Niespodziewana, ale mile widziana nowość na Steam
Omawianą informację o tym, że na Steam kupujemy jedynie prawo do użytkowania gry, a nie jej kopię, znajdziemy teraz nie tylko w Umowie użytkownika Steam, ale także w koszyku, do którego możemy dodawać dostępne na platformie produkty. Brzmi ona następująco:
„Zakup produktu cyfrowego przyznaje licencję na ten produkt na Steam. Po pełne zasady i warunki zajrzyj tutaj: Umowa użytkownika Steam.”

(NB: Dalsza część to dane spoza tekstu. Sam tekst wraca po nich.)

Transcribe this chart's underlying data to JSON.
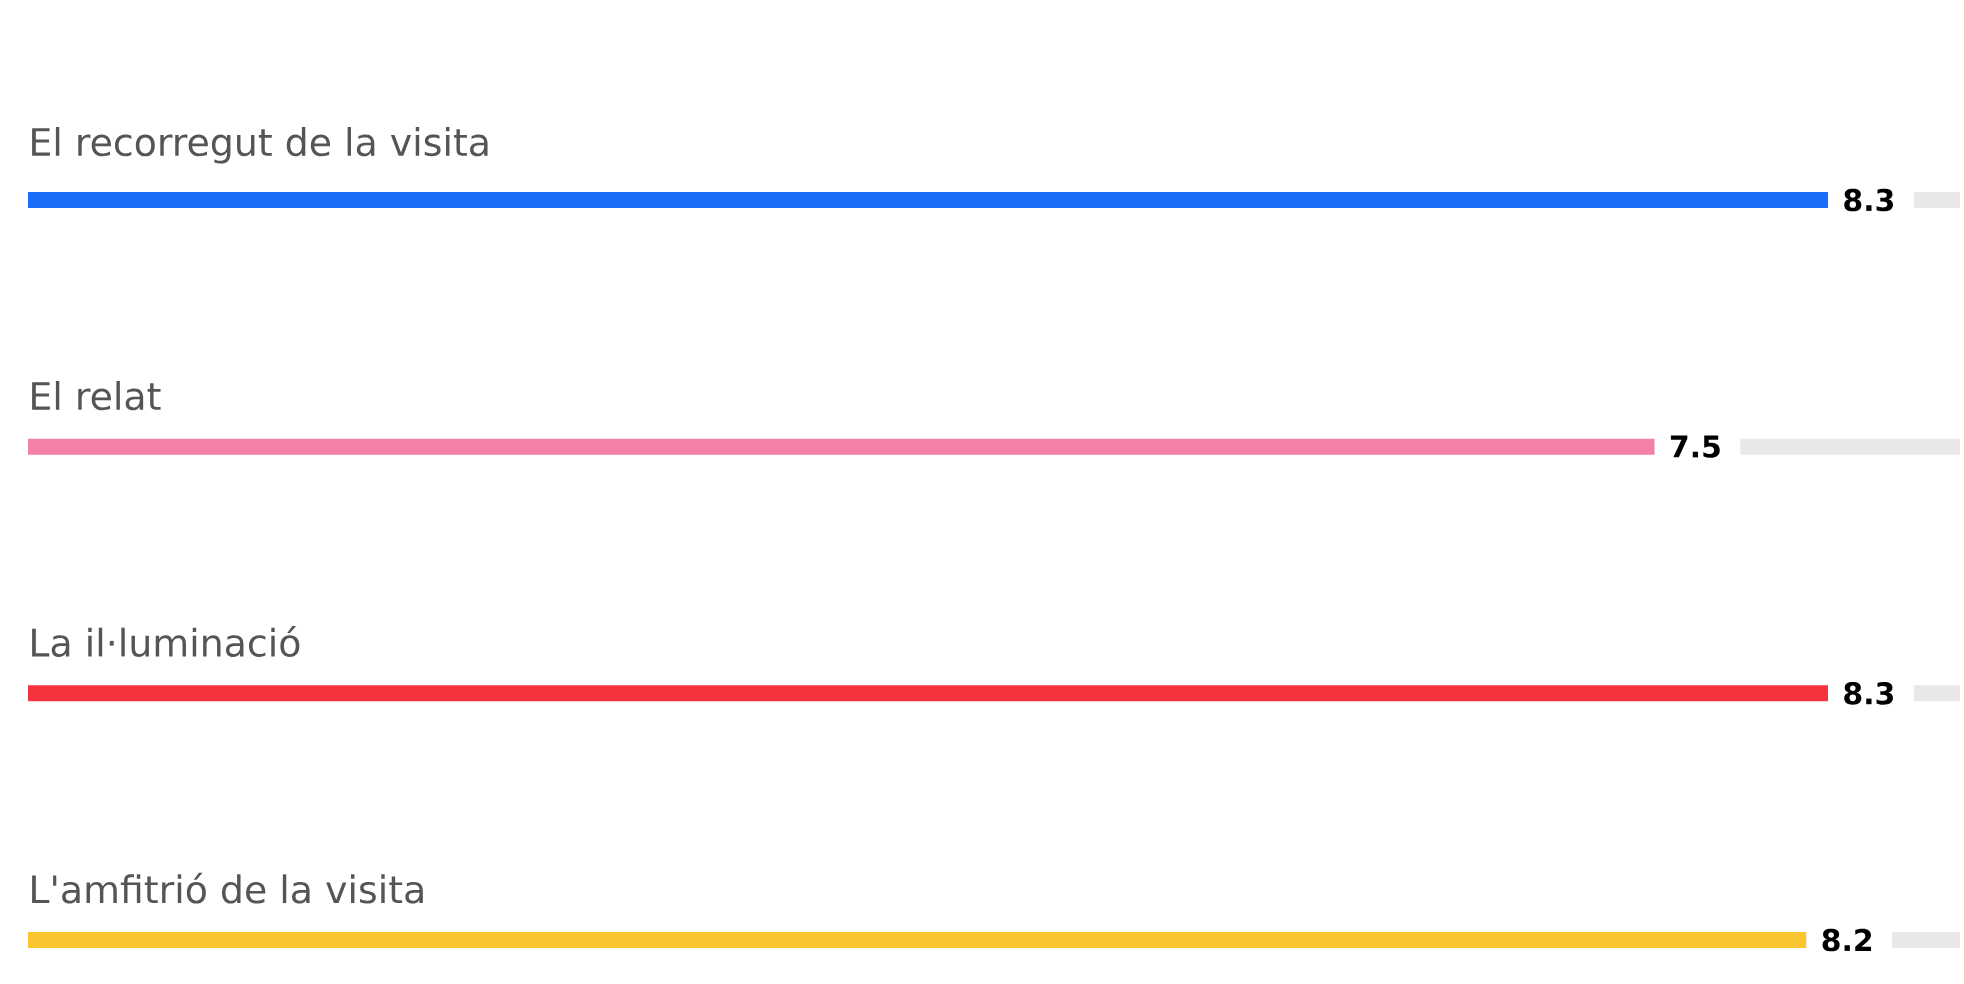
{
  "chart_data": {
    "type": "bar",
    "orientation": "horizontal",
    "categories": [
      "El recorregut de la visita",
      "El relat",
      "La il·luminació",
      "L'amfitrió de la visita"
    ],
    "values": [
      8.3,
      7.5,
      8.3,
      8.2
    ],
    "colors": [
      "#1a6ef5",
      "#f47fa8",
      "#f5333f",
      "#fbc531"
    ],
    "data_labels": true
  }
}
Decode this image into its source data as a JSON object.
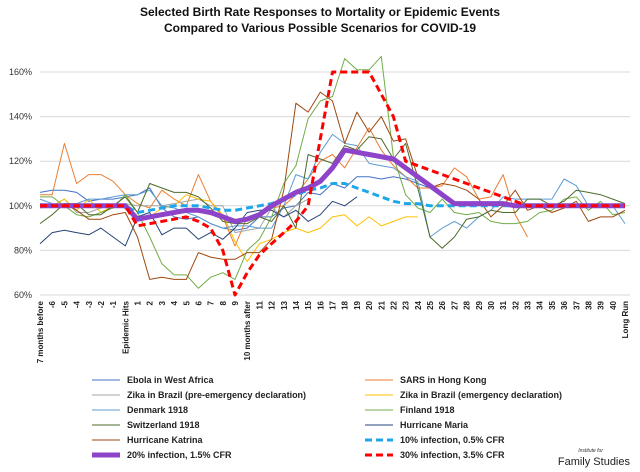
{
  "chart_data": {
    "type": "line",
    "title": "Selected Birth Rate Responses to Mortality or Epidemic Events",
    "subtitle": "Compared to Various Possible Scenarios for COVID-19",
    "xlabel": "",
    "ylabel": "",
    "ylim": [
      60,
      160
    ],
    "yticks": [
      "60%",
      "80%",
      "100%",
      "120%",
      "140%",
      "160%"
    ],
    "ytick_values": [
      60,
      80,
      100,
      120,
      140,
      160
    ],
    "grid": true,
    "legend_placement": "bottom",
    "categories": [
      "7 months before",
      "-6",
      "-5",
      "-4",
      "-3",
      "-2",
      "-1",
      "Epidemic Hits",
      "1",
      "2",
      "3",
      "4",
      "5",
      "6",
      "7",
      "8",
      "9",
      "10 months after",
      "11",
      "12",
      "13",
      "14",
      "15",
      "16",
      "17",
      "18",
      "19",
      "20",
      "21",
      "22",
      "23",
      "24",
      "25",
      "26",
      "27",
      "28",
      "29",
      "30",
      "31",
      "32",
      "33",
      "34",
      "35",
      "36",
      "37",
      "38",
      "39",
      "40",
      "Long Run"
    ],
    "series": [
      {
        "name": "Ebola in West Africa",
        "color": "#4472C4",
        "width": 1,
        "dash": false,
        "values": [
          106,
          107,
          107,
          106,
          102,
          103,
          103,
          104,
          105,
          108,
          99,
          95,
          94,
          95,
          92,
          90,
          89,
          90,
          95,
          95,
          99,
          100,
          106,
          105,
          110,
          108,
          113,
          113,
          112,
          113,
          112,
          110,
          108,
          104,
          101,
          100,
          100,
          101,
          100,
          null,
          null,
          null,
          null,
          null,
          null,
          null,
          null,
          null,
          null
        ]
      },
      {
        "name": "SARS in Hong Kong",
        "color": "#ED7D31",
        "width": 1,
        "dash": false,
        "values": [
          105,
          105,
          128,
          110,
          114,
          114,
          111,
          105,
          101,
          99,
          107,
          103,
          100,
          114,
          102,
          95,
          82,
          95,
          95,
          99,
          100,
          105,
          112,
          120,
          123,
          117,
          126,
          135,
          125,
          118,
          113,
          108,
          108,
          109,
          117,
          113,
          103,
          104,
          114,
          96,
          86,
          null,
          null,
          null,
          null,
          null,
          null,
          null,
          null
        ]
      },
      {
        "name": "Zika in Brazil  (pre-emergency declaration)",
        "color": "#A5A5A5",
        "width": 1,
        "dash": false,
        "values": [
          101,
          100,
          103,
          97,
          97,
          99,
          100,
          101,
          100,
          100,
          100,
          101,
          102,
          103,
          100,
          100,
          88,
          89,
          90,
          99,
          95,
          100,
          103,
          null,
          null,
          null,
          null,
          null,
          null,
          null,
          null,
          null,
          null,
          null,
          null,
          null,
          null,
          null,
          null,
          null,
          null,
          null,
          null,
          null,
          null,
          null,
          null,
          null,
          null
        ]
      },
      {
        "name": "Zika in Brazil (emergency declaration)",
        "color": "#FFC000",
        "width": 1,
        "dash": false,
        "values": [
          99,
          100,
          103,
          98,
          103,
          97,
          100,
          100,
          94,
          95,
          99,
          100,
          105,
          103,
          102,
          96,
          84,
          75,
          83,
          85,
          88,
          90,
          88,
          90,
          95,
          96,
          91,
          95,
          91,
          93,
          95,
          95,
          null,
          null,
          null,
          null,
          null,
          null,
          null,
          null,
          null,
          null,
          null,
          null,
          null,
          null,
          null,
          null,
          null
        ]
      },
      {
        "name": "Denmark 1918",
        "color": "#5B9BD5",
        "width": 1,
        "dash": false,
        "values": [
          103,
          101,
          100,
          101,
          103,
          103,
          104,
          105,
          105,
          107,
          100,
          99,
          97,
          95,
          92,
          90,
          91,
          91,
          90,
          90,
          100,
          114,
          112,
          124,
          132,
          128,
          127,
          119,
          118,
          117,
          113,
          111,
          86,
          90,
          93,
          90,
          95,
          98,
          104,
          103,
          103,
          103,
          103,
          112,
          109,
          100,
          100,
          100,
          92
        ]
      },
      {
        "name": "Finland 1918",
        "color": "#70AD47",
        "width": 1,
        "dash": false,
        "values": [
          104,
          104,
          100,
          96,
          95,
          97,
          99,
          105,
          97,
          86,
          74,
          69,
          69,
          63,
          68,
          70,
          67,
          80,
          85,
          95,
          110,
          118,
          139,
          147,
          149,
          166,
          161,
          161,
          167,
          122,
          105,
          99,
          97,
          103,
          97,
          96,
          97,
          93,
          92,
          92,
          93,
          97,
          98,
          103,
          104,
          98,
          102,
          96,
          97
        ]
      },
      {
        "name": "Switzerland 1918",
        "color": "#4E6B2A",
        "width": 1,
        "dash": false,
        "values": [
          92,
          96,
          101,
          101,
          96,
          96,
          100,
          104,
          97,
          110,
          108,
          106,
          106,
          104,
          99,
          93,
          92,
          92,
          95,
          93,
          100,
          90,
          123,
          121,
          119,
          127,
          125,
          131,
          130,
          121,
          128,
          108,
          86,
          81,
          86,
          94,
          95,
          98,
          97,
          97,
          103,
          103,
          100,
          102,
          107,
          106,
          105,
          103,
          101
        ]
      },
      {
        "name": "Hurricane Maria",
        "color": "#264478",
        "width": 1,
        "dash": false,
        "values": [
          83,
          88,
          89,
          88,
          87,
          90,
          86,
          82,
          95,
          97,
          87,
          90,
          90,
          85,
          88,
          85,
          90,
          97,
          98,
          98,
          95,
          98,
          93,
          96,
          102,
          100,
          104,
          null,
          null,
          null,
          null,
          null,
          null,
          null,
          null,
          null,
          null,
          null,
          null,
          null,
          null,
          null,
          null,
          null,
          null,
          null,
          null,
          null,
          null
        ]
      },
      {
        "name": "Hurricane Katrina",
        "color": "#9E480E",
        "width": 1,
        "dash": false,
        "values": [
          100,
          100,
          101,
          98,
          94,
          94,
          96,
          97,
          86,
          67,
          68,
          67,
          67,
          79,
          77,
          76,
          76,
          79,
          79,
          85,
          107,
          146,
          142,
          151,
          147,
          128,
          142,
          133,
          140,
          129,
          130,
          113,
          108,
          110,
          109,
          107,
          103,
          95,
          100,
          107,
          98,
          100,
          97,
          99,
          102,
          93,
          95,
          95,
          98
        ]
      },
      {
        "name": "10% infection, 0.5% CFR",
        "color": "#1EA7E8",
        "width": 3,
        "dash": true,
        "values": [
          100,
          100,
          100,
          100,
          100,
          100,
          100,
          100,
          97,
          98,
          99,
          100,
          100,
          100,
          99,
          98,
          98,
          99,
          100,
          101,
          103,
          105,
          107,
          108,
          110,
          110,
          108,
          106,
          104,
          102,
          101,
          101,
          100,
          100,
          100,
          100,
          100,
          100,
          100,
          100,
          100,
          100,
          100,
          100,
          100,
          100,
          100,
          100,
          100
        ]
      },
      {
        "name": "20% infection, 1.5% CFR",
        "color": "#8E44C9",
        "width": 5,
        "dash": false,
        "values": [
          100,
          100,
          100,
          100,
          100,
          100,
          100,
          100,
          94,
          95,
          96,
          97,
          98,
          98,
          97,
          95,
          93,
          94,
          96,
          100,
          103,
          106,
          108,
          111,
          117,
          125,
          124,
          123,
          122,
          121,
          117,
          113,
          109,
          105,
          101,
          101,
          101,
          101,
          101,
          100,
          100,
          100,
          100,
          100,
          100,
          100,
          100,
          100,
          100
        ]
      },
      {
        "name": "30% infection, 3.5% CFR",
        "color": "#FF0000",
        "width": 3,
        "dash": true,
        "values": [
          100,
          100,
          100,
          100,
          100,
          100,
          100,
          100,
          91,
          92,
          93,
          94,
          95,
          93,
          90,
          80,
          60,
          70,
          78,
          83,
          88,
          93,
          100,
          130,
          160,
          160,
          160,
          160,
          150,
          140,
          120,
          118,
          116,
          114,
          112,
          110,
          108,
          106,
          104,
          102,
          100,
          100,
          100,
          100,
          100,
          100,
          100,
          100,
          100
        ]
      }
    ]
  },
  "logo": {
    "line1": "Institute for",
    "line2": "Family Studies"
  }
}
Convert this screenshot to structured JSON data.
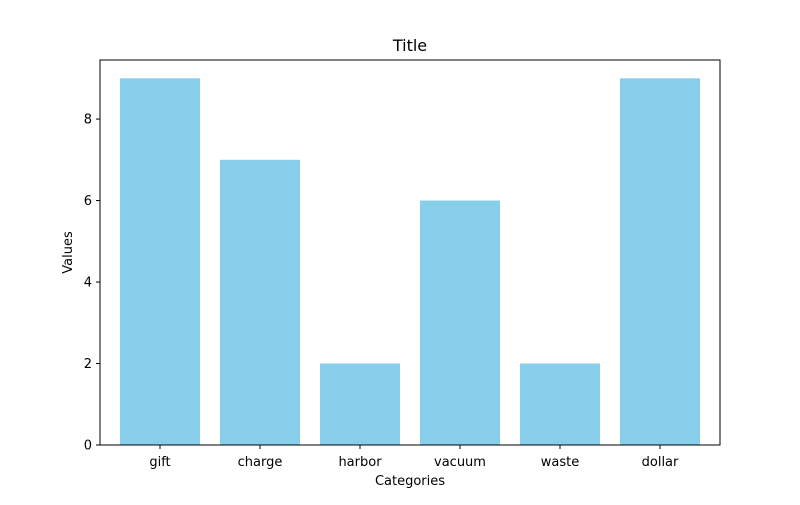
{
  "chart_data": {
    "type": "bar",
    "title": "Title",
    "xlabel": "Categories",
    "ylabel": "Values",
    "categories": [
      "gift",
      "charge",
      "harbor",
      "vacuum",
      "waste",
      "dollar"
    ],
    "values": [
      9,
      7,
      2,
      6,
      2,
      9
    ],
    "ylim": [
      0,
      9.45
    ],
    "yticks": [
      0,
      2,
      4,
      6,
      8
    ],
    "bar_color": "#87CEEB",
    "grid": false,
    "legend": false
  }
}
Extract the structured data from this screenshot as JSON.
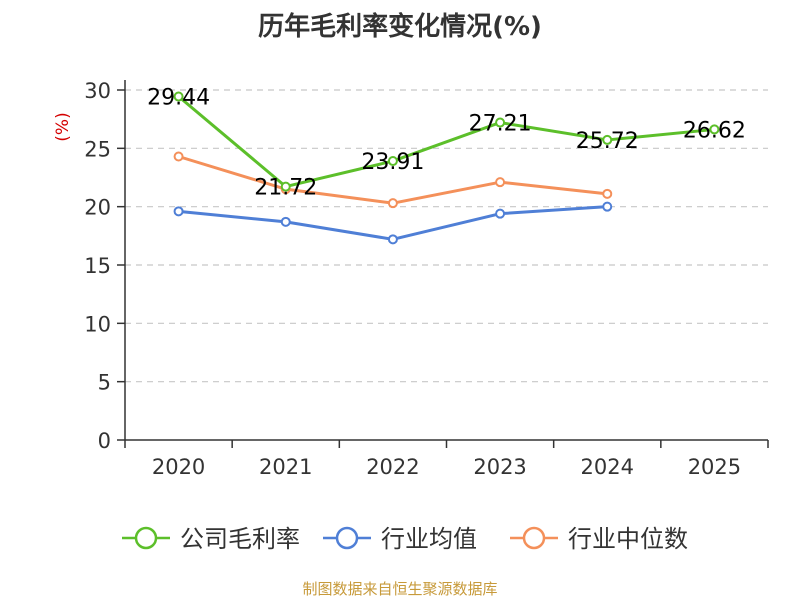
{
  "chart_data": {
    "type": "line",
    "title": "历年毛利率变化情况(%)",
    "ylabel": "(%)",
    "categories": [
      "2020",
      "2021",
      "2022",
      "2023",
      "2024",
      "2025"
    ],
    "ylim": [
      0,
      30
    ],
    "yticks": [
      "0",
      "5",
      "10",
      "15",
      "20",
      "25",
      "30"
    ],
    "grid": true,
    "legend_position": "bottom",
    "series": [
      {
        "name": "公司毛利率",
        "color": "#5cbf2a",
        "values": [
          29.44,
          21.72,
          23.91,
          27.21,
          25.72,
          26.62
        ],
        "labels": [
          "29.44",
          "21.72",
          "23.91",
          "27.21",
          "25.72",
          "26.62"
        ]
      },
      {
        "name": "行业均值",
        "color": "#4f7fd6",
        "values": [
          19.6,
          18.7,
          17.2,
          19.4,
          20.0,
          null
        ]
      },
      {
        "name": "行业中位数",
        "color": "#f4905a",
        "values": [
          24.3,
          21.5,
          20.3,
          22.1,
          21.1,
          null
        ]
      }
    ]
  },
  "footer": {
    "source": "制图数据来自恒生聚源数据库"
  }
}
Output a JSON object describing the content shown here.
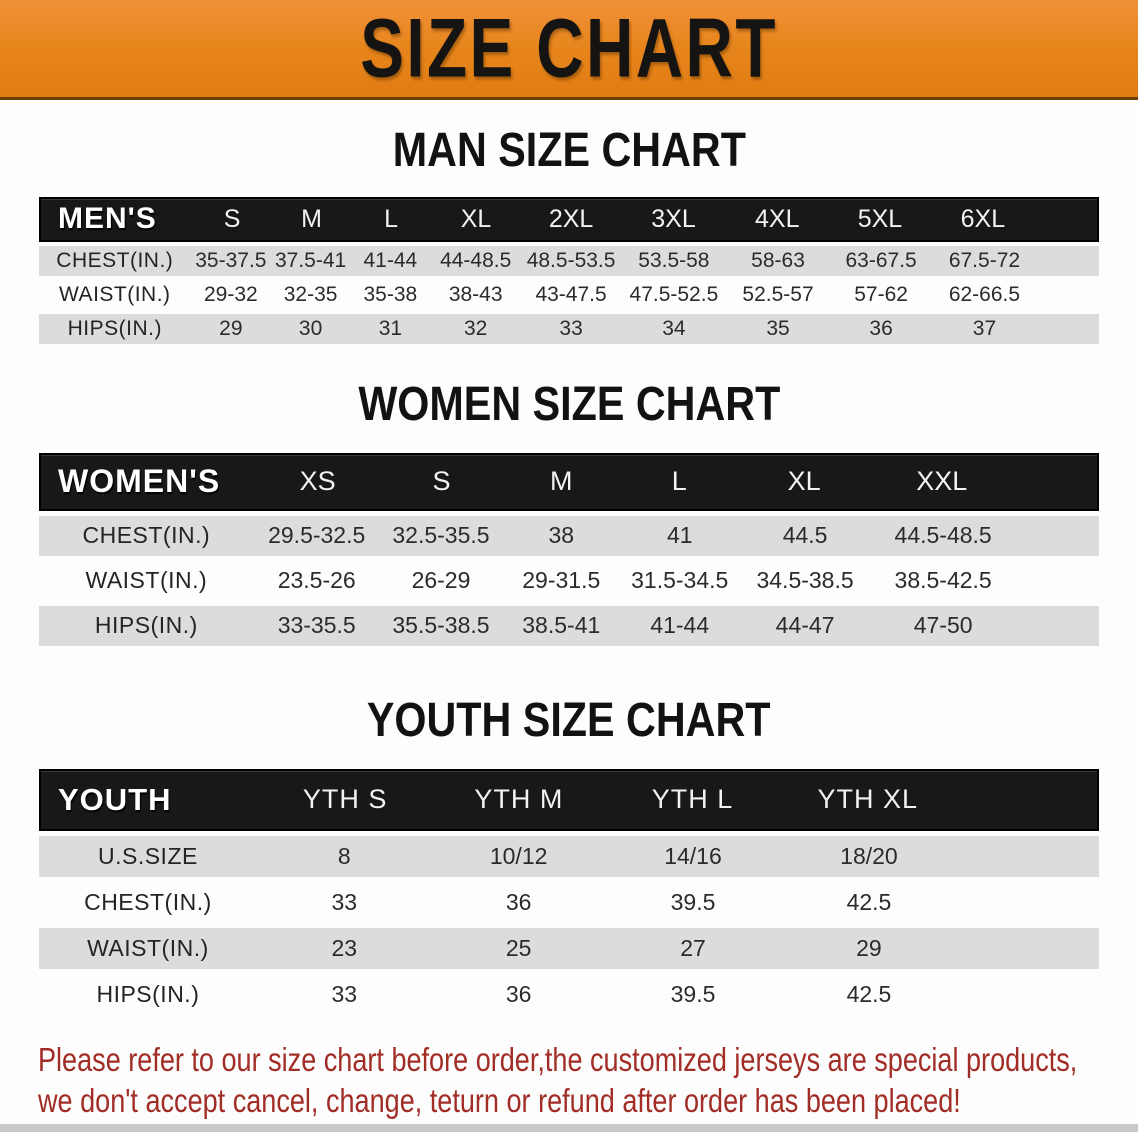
{
  "banner": {
    "title": "SIZE CHART"
  },
  "colors": {
    "banner_orange": "#E8861E",
    "header_black": "#181818",
    "row_gray": "#DCDCDC",
    "footer_red": "#A22D26"
  },
  "sections": [
    {
      "title": "MAN SIZE CHART",
      "table": {
        "header_label": "MEN'S",
        "columns": [
          "S",
          "M",
          "L",
          "XL",
          "2XL",
          "3XL",
          "4XL",
          "5XL",
          "6XL"
        ],
        "rows": [
          {
            "label": "CHEST(IN.)",
            "values": [
              "35-37.5",
              "37.5-41",
              "41-44",
              "44-48.5",
              "48.5-53.5",
              "53.5-58",
              "58-63",
              "63-67.5",
              "67.5-72"
            ]
          },
          {
            "label": "WAIST(IN.)",
            "values": [
              "29-32",
              "32-35",
              "35-38",
              "38-43",
              "43-47.5",
              "47.5-52.5",
              "52.5-57",
              "57-62",
              "62-66.5"
            ]
          },
          {
            "label": "HIPS(IN.)",
            "values": [
              "29",
              "30",
              "31",
              "32",
              "33",
              "34",
              "35",
              "36",
              "37"
            ]
          }
        ]
      }
    },
    {
      "title": "WOMEN SIZE CHART",
      "table": {
        "header_label": "WOMEN'S",
        "columns": [
          "XS",
          "S",
          "M",
          "L",
          "XL",
          "XXL"
        ],
        "rows": [
          {
            "label": "CHEST(IN.)",
            "values": [
              "29.5-32.5",
              "32.5-35.5",
              "38",
              "41",
              "44.5",
              "44.5-48.5"
            ]
          },
          {
            "label": "WAIST(IN.)",
            "values": [
              "23.5-26",
              "26-29",
              "29-31.5",
              "31.5-34.5",
              "34.5-38.5",
              "38.5-42.5"
            ]
          },
          {
            "label": "HIPS(IN.)",
            "values": [
              "33-35.5",
              "35.5-38.5",
              "38.5-41",
              "41-44",
              "44-47",
              "47-50"
            ]
          }
        ]
      }
    },
    {
      "title": "YOUTH SIZE CHART",
      "table": {
        "header_label": "YOUTH",
        "columns": [
          "YTH S",
          "YTH M",
          "YTH L",
          "YTH XL"
        ],
        "rows": [
          {
            "label": "U.S.SIZE",
            "values": [
              "8",
              "10/12",
              "14/16",
              "18/20"
            ]
          },
          {
            "label": "CHEST(IN.)",
            "values": [
              "33",
              "36",
              "39.5",
              "42.5"
            ]
          },
          {
            "label": "WAIST(IN.)",
            "values": [
              "23",
              "25",
              "27",
              "29"
            ]
          },
          {
            "label": "HIPS(IN.)",
            "values": [
              "33",
              "36",
              "39.5",
              "42.5"
            ]
          }
        ]
      }
    }
  ],
  "footer": {
    "lines": [
      "Please refer to our size chart before order,the customized jerseys are special products,",
      "we don't accept cancel, change, teturn or refund after order has been placed!"
    ]
  }
}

Reakcja na prawo wprowadzone w USA
Dlaczego Valve dodało w sklepie baner o powyższej treści? To posunięcie miało najpewniej związek z prawem, które niedługo wejdzie w życiu w jednym z amerykańskich stanów – Kalifornii. Prawo to zmusza firmy do tego, by jasno przyznawały się do tego, że konsumenci nie wchodzą w rzeczywiste posiadanie ich cyfrowych treści.
Omawiane prawo dotyczy nie tylko gier, ale także cyfrowych licencji na dostęp do filmów, seriali czy e-booków. Oczywiście, jako że będzie ono obowiązywać tylko w Kalifornii, Valve wcale nie miało obowiązku wprowadzenia swojego banneru także w Europie, ale dobrze że go wprowadziło.
Ciekawe, w jaki sposób do omawianego prawa zastosują się inni włodarze platform cyfrowej dystrybucji. Dobrze by było, by to zwłaszcza Ubisoft informował wszystkich, że w każdej chwili może zabrać graczom do ich ulubionych produkcji, tak jak to stało się w przypadku The Crew.